Don Knuth already observed, in its famous 3rd Volume on the Art of Computer Programming, that "space optimization is closely related to time optimization in a disk memory". So we believe that compressed indexes may become a crucial tool for the design of sophisticated and efficient software solutions given the ubiquity of indexing data structures in them. We nevertheless note that the algorithmic technology underlying these compressed indexes stays not at an undergraduate level. Consequently the implementation of any known compressed index requires much engineering effort, a strong algorithmic background, and still the final program may possibly not achieve its best performance!

This site has two mirrors: one in Italy and one in Chile. Hence you can argue the why of its name ;-) Its ultimate goal is to push towards the technology transfer of this fascinating algorithmic technology lying at the crossing point of data compression and data structure design. In order to achieve this goal the Pizza&Chili site offers publicly available implementations of compressed indexes. Each implementation follows a suitable API of functions which should, in our intention, allow any programmer to plug the provided compressed indexes within their own software and play with their functionalities and efficiency. The site also offers a collection of texts for experimenting and validating compressed indexes. In detail it offers three kinds of material:

A set of compressed indexes which are able to support the same search functionalities of Suffix Trees and Suffix Arrays (e.g., substring searches), but requiring succinct space occupancy and offering, in addition, some text access operations that make them useful within text retrieval and mining software systems.
A set of text collections of various types and sizes to test experimentally the available compressed indexes, or the new compressed indexes that researchers like to submit to this site. The text collections have been selected to form a representative sample of different applications where indexed text searching might be useful. The sizes of these texts are large enough to stress the impact of data compression over memory usage and CPUperformance. The goal of experimenting with this testbed is to conclude whether, or not, compressed indexing is beneficial over uncompressed indexing approaches, like Suffix Trees and Suffix Arrays. And, in case it is beneficial, which compressed index is preferable according to the various applicative scenarios sampled with the testbed.
Additional material useful to experiment with compressed indexes, such as _scripts_for automatic software validation over the available text collections, and to deepen the understanding of this algorithmic technology, such as scientific publications and links to interesting related sites.
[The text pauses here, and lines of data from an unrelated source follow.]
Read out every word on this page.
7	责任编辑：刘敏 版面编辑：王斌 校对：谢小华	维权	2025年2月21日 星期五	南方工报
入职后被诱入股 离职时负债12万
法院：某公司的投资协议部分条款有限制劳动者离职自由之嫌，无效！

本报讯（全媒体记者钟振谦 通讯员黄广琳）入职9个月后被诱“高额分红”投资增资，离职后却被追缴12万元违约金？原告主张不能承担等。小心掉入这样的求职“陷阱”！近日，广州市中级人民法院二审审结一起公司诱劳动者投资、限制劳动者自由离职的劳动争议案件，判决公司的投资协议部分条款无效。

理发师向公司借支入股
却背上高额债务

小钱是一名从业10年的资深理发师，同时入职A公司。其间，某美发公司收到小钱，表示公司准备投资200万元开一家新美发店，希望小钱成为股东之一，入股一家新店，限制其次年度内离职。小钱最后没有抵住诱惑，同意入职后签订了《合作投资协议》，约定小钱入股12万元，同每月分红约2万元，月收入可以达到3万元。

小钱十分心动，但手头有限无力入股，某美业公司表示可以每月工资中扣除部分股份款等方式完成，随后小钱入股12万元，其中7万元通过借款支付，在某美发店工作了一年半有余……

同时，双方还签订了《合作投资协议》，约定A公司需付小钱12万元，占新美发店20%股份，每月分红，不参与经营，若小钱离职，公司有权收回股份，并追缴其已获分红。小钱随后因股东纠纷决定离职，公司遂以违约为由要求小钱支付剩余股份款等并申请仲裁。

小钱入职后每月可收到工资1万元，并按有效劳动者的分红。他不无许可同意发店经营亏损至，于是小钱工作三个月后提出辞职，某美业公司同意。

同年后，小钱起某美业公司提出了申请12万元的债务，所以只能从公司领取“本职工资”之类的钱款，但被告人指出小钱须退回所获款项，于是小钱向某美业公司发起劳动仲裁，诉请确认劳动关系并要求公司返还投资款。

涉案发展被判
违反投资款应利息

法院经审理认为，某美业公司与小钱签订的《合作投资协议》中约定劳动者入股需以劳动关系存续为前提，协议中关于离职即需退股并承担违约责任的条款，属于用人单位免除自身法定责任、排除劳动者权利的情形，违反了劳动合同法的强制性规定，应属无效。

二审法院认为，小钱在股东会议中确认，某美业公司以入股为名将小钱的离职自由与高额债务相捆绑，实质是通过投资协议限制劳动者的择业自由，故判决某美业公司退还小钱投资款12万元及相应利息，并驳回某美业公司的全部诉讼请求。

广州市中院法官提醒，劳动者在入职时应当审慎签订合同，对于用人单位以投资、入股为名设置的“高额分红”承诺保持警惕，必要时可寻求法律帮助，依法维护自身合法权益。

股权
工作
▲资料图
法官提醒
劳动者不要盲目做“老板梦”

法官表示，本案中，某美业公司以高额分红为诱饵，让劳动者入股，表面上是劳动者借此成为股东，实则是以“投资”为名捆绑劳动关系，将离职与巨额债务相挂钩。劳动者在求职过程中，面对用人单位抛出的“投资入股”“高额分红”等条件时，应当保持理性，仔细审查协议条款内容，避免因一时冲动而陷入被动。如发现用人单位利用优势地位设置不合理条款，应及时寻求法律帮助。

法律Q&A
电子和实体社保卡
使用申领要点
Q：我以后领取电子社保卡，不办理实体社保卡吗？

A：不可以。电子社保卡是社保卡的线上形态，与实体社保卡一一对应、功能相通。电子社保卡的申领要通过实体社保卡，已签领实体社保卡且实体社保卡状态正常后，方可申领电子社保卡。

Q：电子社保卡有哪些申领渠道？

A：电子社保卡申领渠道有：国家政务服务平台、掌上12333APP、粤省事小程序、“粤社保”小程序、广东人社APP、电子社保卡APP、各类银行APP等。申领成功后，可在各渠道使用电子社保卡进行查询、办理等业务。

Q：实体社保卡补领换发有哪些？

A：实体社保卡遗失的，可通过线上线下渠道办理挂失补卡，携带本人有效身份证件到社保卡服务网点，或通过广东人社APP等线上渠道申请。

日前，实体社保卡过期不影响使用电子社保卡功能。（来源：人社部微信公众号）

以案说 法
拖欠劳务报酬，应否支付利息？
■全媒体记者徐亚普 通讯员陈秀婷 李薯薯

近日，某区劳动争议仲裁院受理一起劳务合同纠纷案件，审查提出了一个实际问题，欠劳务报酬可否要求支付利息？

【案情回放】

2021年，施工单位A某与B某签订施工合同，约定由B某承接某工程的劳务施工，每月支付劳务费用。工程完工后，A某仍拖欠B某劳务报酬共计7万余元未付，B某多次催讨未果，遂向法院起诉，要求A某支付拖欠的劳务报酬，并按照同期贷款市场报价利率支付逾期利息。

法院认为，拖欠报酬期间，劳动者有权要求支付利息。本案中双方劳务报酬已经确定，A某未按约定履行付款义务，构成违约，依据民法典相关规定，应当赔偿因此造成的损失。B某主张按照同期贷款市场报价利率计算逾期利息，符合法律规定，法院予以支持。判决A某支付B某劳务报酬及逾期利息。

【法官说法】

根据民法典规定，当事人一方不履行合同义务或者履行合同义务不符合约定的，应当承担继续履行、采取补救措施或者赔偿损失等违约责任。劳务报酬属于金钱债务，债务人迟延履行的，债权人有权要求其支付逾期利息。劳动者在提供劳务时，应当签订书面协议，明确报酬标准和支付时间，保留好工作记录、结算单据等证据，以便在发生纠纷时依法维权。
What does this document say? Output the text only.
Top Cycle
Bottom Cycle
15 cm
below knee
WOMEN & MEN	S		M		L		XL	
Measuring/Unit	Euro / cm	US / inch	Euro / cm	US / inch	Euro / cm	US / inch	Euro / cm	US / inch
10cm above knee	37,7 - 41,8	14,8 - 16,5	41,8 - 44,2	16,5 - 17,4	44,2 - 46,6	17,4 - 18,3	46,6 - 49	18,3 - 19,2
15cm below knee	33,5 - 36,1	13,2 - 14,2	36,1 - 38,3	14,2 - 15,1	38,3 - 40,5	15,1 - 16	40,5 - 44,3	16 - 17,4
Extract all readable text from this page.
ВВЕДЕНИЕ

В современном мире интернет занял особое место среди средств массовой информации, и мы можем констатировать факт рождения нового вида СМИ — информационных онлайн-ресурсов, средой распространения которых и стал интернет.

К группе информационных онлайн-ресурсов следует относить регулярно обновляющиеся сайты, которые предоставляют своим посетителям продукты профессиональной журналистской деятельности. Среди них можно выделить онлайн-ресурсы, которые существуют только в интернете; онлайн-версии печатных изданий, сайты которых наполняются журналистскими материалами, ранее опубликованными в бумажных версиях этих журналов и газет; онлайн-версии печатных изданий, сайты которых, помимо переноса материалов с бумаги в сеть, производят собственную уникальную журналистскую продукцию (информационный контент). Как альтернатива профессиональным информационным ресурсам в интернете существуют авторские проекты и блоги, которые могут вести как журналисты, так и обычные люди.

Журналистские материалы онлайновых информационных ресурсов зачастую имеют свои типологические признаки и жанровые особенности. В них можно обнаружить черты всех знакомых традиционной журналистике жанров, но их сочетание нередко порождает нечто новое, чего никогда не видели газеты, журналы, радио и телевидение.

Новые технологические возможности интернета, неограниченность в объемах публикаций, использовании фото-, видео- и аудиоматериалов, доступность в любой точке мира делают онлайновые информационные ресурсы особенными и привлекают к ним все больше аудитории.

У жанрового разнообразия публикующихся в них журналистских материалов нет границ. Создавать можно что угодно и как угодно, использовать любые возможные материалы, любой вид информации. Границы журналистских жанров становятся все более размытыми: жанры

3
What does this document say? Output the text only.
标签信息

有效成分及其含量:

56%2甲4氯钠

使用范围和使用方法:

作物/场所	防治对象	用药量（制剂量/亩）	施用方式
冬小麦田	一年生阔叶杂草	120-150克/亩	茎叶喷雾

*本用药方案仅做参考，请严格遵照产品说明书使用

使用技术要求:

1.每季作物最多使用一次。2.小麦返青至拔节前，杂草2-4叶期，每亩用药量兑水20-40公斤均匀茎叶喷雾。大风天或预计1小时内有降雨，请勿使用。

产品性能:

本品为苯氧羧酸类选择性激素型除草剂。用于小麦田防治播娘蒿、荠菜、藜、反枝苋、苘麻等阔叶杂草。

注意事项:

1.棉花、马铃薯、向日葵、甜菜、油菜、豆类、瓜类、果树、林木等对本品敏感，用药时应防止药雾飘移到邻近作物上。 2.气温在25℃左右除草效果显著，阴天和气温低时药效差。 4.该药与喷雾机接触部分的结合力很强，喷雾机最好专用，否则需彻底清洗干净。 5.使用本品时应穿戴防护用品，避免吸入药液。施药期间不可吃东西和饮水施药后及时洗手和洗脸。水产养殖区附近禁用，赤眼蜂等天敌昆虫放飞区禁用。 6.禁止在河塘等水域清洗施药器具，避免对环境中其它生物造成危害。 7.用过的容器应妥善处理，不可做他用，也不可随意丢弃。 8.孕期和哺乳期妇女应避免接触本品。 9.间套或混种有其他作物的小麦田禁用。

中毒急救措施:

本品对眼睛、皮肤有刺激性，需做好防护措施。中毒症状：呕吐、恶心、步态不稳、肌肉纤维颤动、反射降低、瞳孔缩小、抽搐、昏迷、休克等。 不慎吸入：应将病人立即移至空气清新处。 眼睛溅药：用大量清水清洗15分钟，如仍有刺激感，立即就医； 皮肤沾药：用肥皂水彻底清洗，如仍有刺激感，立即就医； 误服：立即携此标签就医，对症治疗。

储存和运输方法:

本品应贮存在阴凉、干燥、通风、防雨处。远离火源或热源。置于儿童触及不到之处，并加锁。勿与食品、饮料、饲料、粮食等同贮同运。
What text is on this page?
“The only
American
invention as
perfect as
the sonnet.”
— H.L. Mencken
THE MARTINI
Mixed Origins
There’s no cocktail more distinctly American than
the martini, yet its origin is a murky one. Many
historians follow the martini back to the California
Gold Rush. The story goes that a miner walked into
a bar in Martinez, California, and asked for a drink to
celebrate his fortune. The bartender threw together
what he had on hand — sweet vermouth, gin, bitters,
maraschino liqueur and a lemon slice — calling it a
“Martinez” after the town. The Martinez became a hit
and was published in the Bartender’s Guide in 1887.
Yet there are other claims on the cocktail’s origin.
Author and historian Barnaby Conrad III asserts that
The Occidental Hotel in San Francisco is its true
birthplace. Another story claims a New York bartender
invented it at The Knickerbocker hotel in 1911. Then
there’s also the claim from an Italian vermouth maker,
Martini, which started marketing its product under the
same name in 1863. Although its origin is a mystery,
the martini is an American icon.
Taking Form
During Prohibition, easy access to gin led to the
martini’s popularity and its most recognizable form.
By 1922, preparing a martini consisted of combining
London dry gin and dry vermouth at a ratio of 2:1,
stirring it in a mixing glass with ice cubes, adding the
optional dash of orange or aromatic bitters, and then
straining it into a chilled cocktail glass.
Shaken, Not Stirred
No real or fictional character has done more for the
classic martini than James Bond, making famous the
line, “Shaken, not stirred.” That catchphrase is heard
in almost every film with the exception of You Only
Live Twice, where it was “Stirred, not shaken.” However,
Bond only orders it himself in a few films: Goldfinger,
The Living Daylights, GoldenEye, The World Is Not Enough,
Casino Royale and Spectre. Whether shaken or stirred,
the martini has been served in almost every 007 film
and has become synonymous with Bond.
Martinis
It goes without saying that with this site we hope to mimic the success and impact of other initiatives as data-compression.info and the Calgaryand Canterbury corpora, just to cite a few. Actually the Pizza&Chili site is born as a "mix" of both of them, by offering software and testbeds. Several people have already contributed to make this site working and, hopefully, many more people will contribute to turn it into the reference for all researchers and software developers interested in experimenting and developing the compressed-index technology. The APIwe propose is thus intended to provide a reference for any researcher who wishes to contribute to the Pizza&Chili repository with his/her new compressed index.

Have fun!

Paolo Ferragina (University of Pisa)
Gonzalo Navarro (University of Chile)